Nucleic Acids Research Advance Access published online on October 23, 2009
Nucleic Acids Research, doi:10.1093/nar/gkp853
Methods Online |
MMBGX: a method for estimating expression at the isoform level and detecting differential splicing using whole-transcript Affymetrix arrays
1Department of Epidemiology and Public Health, Imperial College London, Norfolk Place, London W2 1PG and 2Centre for Integrative Systems Biology, Imperial College London, South Kensington, London SW7 2AZ, UK
*To whom correspondence should be addressed. Tel: +44 (0) 2075941942; Email: ernest.turro{at}ic.ac.uk
Received September 7, 2009. Revised September 23, 2009. Accepted September 23, 2009.
Affymetrix has recently developed whole-transcript GeneChips—Gene and Exon arrays—which interrogate exons along the length of each gene.
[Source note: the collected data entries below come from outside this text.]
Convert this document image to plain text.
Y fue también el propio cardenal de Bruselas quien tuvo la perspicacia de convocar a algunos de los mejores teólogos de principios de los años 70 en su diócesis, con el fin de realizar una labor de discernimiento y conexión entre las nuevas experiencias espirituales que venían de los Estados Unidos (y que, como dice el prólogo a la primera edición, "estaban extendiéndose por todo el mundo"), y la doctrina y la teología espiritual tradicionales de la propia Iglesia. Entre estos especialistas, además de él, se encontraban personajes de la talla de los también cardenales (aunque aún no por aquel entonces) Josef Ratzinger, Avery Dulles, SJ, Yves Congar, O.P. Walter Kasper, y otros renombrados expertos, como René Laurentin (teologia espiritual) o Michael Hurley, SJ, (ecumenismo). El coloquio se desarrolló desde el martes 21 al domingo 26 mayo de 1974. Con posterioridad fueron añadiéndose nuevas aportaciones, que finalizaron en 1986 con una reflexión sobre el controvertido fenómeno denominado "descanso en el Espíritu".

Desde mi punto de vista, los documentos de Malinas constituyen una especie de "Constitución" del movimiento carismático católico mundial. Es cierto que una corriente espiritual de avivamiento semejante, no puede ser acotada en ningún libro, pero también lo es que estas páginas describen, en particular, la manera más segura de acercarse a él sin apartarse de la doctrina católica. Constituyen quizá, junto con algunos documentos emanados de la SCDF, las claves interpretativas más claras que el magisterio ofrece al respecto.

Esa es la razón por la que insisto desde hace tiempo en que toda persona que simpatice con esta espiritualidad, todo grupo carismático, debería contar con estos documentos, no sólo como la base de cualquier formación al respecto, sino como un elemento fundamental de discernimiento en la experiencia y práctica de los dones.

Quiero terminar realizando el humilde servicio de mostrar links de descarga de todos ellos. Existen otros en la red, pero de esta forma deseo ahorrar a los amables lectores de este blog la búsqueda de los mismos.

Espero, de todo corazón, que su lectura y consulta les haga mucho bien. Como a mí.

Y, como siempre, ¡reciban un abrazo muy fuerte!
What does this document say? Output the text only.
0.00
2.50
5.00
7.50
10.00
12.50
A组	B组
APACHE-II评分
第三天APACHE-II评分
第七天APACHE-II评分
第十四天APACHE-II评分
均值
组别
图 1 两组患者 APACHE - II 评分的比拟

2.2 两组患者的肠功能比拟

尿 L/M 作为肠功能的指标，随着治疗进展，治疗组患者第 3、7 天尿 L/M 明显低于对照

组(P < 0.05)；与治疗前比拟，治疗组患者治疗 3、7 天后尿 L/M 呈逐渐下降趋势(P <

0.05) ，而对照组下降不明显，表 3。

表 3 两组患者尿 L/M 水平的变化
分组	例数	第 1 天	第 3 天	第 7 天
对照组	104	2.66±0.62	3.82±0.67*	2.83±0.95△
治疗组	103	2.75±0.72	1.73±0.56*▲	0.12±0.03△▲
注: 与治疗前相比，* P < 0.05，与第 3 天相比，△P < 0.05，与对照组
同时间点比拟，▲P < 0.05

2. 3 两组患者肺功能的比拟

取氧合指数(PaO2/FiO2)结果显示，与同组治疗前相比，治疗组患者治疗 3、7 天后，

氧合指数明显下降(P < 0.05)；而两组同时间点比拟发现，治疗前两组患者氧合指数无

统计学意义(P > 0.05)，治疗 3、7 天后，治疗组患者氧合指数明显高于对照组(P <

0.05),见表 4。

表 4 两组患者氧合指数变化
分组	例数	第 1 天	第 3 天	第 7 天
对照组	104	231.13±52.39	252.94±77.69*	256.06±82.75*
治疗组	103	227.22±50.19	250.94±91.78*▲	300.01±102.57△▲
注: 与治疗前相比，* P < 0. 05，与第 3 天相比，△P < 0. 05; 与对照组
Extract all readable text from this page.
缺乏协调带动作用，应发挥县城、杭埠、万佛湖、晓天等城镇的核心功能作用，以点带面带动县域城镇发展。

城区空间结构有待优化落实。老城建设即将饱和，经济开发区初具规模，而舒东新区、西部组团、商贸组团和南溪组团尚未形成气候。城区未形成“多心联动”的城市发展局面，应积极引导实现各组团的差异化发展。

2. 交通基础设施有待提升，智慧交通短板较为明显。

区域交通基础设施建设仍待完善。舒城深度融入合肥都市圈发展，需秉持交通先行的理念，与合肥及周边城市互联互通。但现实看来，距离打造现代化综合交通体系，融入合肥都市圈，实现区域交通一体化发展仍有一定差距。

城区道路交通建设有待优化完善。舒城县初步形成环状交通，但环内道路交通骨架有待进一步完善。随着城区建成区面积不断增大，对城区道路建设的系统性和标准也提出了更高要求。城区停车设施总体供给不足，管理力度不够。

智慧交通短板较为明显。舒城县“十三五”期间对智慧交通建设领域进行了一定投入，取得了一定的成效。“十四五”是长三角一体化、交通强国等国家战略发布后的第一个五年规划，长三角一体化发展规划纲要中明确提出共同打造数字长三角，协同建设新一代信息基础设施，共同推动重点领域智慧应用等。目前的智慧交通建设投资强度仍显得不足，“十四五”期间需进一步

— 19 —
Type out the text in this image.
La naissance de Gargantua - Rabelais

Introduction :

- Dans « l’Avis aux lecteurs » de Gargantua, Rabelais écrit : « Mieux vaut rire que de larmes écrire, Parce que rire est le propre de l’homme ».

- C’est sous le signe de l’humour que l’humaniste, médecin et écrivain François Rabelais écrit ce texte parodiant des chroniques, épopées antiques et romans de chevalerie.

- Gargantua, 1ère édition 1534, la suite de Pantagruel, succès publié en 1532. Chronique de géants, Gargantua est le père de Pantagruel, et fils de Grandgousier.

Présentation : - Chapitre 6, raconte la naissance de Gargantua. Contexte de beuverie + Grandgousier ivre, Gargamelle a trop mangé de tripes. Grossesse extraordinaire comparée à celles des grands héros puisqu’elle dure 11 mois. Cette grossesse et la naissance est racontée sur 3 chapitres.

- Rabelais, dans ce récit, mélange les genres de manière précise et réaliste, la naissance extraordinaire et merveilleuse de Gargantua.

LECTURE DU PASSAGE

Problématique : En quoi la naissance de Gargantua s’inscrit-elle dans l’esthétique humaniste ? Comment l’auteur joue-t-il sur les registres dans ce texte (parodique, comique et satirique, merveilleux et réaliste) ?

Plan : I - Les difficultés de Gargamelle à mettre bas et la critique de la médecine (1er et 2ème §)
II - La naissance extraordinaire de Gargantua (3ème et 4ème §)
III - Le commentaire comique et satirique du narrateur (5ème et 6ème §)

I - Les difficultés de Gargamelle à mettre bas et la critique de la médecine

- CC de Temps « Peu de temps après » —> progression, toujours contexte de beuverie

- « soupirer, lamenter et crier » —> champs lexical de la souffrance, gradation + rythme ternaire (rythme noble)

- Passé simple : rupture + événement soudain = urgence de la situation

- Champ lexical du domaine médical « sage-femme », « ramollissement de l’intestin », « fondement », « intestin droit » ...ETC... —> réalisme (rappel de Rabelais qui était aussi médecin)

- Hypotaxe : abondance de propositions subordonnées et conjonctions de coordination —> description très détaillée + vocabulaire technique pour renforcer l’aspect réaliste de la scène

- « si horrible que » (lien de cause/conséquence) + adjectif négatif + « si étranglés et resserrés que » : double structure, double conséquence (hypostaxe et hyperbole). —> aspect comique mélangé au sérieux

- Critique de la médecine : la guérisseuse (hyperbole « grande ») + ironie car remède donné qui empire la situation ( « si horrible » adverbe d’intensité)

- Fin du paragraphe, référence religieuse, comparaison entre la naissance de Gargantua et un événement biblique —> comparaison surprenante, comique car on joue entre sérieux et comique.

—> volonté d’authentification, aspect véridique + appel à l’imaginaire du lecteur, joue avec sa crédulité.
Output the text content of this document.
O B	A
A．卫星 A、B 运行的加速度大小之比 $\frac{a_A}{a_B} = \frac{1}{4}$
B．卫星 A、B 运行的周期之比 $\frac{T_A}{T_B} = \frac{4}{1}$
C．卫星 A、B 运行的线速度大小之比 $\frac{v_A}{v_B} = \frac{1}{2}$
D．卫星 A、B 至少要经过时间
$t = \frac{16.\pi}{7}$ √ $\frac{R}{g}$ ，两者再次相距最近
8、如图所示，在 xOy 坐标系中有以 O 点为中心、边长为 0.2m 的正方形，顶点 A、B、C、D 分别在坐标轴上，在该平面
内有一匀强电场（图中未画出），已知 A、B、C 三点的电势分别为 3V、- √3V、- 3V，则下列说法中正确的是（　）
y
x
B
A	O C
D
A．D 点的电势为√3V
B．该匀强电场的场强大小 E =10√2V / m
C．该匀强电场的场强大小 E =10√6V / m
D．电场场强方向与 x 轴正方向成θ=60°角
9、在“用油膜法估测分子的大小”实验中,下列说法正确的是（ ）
Although each probe on these arrays is intended to hybridize perfectly to only one transcriptional target, many probes match multiple transcripts located in different parts of the genome or alternative isoforms of the same gene. Existing statistical methods for estimating expression do not take this into account and are thus prone to producing inflated estimates. We propose a method, Multi-Mapping Bayesian Gene eXpression (MMBGX), which disaggregates the signal at multi-match probes. When applied to Gene arrays, MMBGX removes the upward bias of gene-level expression estimates. When applied to Exon arrays, it can further disaggregate the signal between alternative transcripts of the same gene, providing expression estimates of individual splice variants. We demonstrate the performance of MMBGX on simulated data and a tissue mixture data set. We then show that MMBGX can estimate the expression of alternative isoforms within one experimental condition, confirming our results by RT-PCR. Finally, we show that our method for detecting differential splicing has a lower error rate than standard exon-level approaches on a previously validated colon cancer data set.